Akıl çapını geliştiren sistematik düşünmeyi öğrendiler.
Filozof, şair ve tarihçi yazarların romanları insanların duygu, düşünce ve davranış alt yapısını geliştirdi. Sanayi devrimi için gerekli düşünsel derinlik gelişti, aydınlanma süreci yaşandı. Böylece tüm dünyaya model olan dünyanın en güçlü batı kültürü romanlar üzerinden doğdu.
Batı kültürünü güçlü yapan bilim, sanat, edebiyat, felsefe ve spor dünyasında öncülük yapması olduğunu dönemsel romanların içeriğinden çok daha iyi anlıyoruz.
Filmini izlemek kitabın yerini tutar mı?
Film kitabın yerini asla tutmaz. Çünkü kitap sizin katkınızla size göre var olur. Kitaplardaki tasvirleri siz zihninizde canlandırırsınız. Filmde tasarlanmış olanı izlersiniz ve filmin bir parçası değil sadece izleyenisinizdir.
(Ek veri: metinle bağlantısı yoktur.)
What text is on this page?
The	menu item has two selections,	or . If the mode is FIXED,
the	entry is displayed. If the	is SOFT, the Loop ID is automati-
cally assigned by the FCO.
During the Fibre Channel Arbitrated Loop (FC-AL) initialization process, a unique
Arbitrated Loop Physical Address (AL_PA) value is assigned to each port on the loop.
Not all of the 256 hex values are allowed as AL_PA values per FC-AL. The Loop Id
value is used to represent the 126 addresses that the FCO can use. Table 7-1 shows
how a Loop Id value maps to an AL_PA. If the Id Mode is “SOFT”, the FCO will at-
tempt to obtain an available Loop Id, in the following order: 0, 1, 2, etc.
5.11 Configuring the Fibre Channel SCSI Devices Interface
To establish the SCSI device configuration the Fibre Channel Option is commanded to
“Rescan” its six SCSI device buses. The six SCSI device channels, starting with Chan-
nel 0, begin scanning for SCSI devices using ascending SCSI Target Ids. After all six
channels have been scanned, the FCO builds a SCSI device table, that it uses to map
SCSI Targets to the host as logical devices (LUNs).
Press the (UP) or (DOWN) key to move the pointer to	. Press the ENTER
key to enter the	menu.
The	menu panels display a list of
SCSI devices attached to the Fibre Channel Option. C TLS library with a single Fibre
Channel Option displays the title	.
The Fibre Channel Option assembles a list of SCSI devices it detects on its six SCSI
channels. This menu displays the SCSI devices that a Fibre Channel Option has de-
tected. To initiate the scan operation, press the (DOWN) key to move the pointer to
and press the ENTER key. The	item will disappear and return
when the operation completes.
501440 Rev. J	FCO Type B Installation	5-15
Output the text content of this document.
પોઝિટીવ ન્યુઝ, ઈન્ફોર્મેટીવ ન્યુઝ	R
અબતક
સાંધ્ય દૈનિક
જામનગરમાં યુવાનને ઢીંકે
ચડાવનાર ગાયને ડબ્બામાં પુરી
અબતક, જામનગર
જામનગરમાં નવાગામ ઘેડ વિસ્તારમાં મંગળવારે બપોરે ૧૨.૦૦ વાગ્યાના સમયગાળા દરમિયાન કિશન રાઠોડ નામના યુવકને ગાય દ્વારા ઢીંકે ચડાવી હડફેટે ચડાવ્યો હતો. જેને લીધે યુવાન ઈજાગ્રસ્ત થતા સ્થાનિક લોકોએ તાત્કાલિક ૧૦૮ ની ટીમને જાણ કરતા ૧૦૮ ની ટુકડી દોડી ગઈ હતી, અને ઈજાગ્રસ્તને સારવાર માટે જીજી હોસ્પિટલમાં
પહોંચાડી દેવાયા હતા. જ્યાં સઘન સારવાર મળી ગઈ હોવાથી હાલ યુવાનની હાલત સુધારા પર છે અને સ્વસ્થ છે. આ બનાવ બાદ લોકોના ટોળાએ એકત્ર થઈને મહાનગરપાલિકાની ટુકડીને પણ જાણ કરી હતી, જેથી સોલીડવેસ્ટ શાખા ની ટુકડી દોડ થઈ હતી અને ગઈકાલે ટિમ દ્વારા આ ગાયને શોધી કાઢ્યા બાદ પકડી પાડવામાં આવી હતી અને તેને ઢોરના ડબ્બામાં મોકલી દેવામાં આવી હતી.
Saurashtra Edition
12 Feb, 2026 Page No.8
Okuyucunun kendisini roman kahramanı yerine koymayı nörologlar İKEA etkisi diyorlar. İKEA dan aldığınızı kendiniz monte edersiniz ve o eşya sizin için daha değerli olur çünkü emeğiniz geçer ve o eşya ile artık bir anınız oluşmuştur, ona bağlanırsınız.
Okuduğunuz romanın aktif bir parçası olursunuz ve roman sizin bir parçanız olmuştur artık. Ancak elbette ki filmlerde romanlar gibi belli bir emeğin özverinin ürünüdürler ve oldukça değerlidir.
Romanlardaki derinliği neden-sonuç ilişkisini, filmlerde tam olarak vermek mümkün olmayabilir.
Umberto Eco “Roman okumak, gerçek dünyaya anlam vermeyi, öğrendiğimiz bir oyun oynamaktır.” der.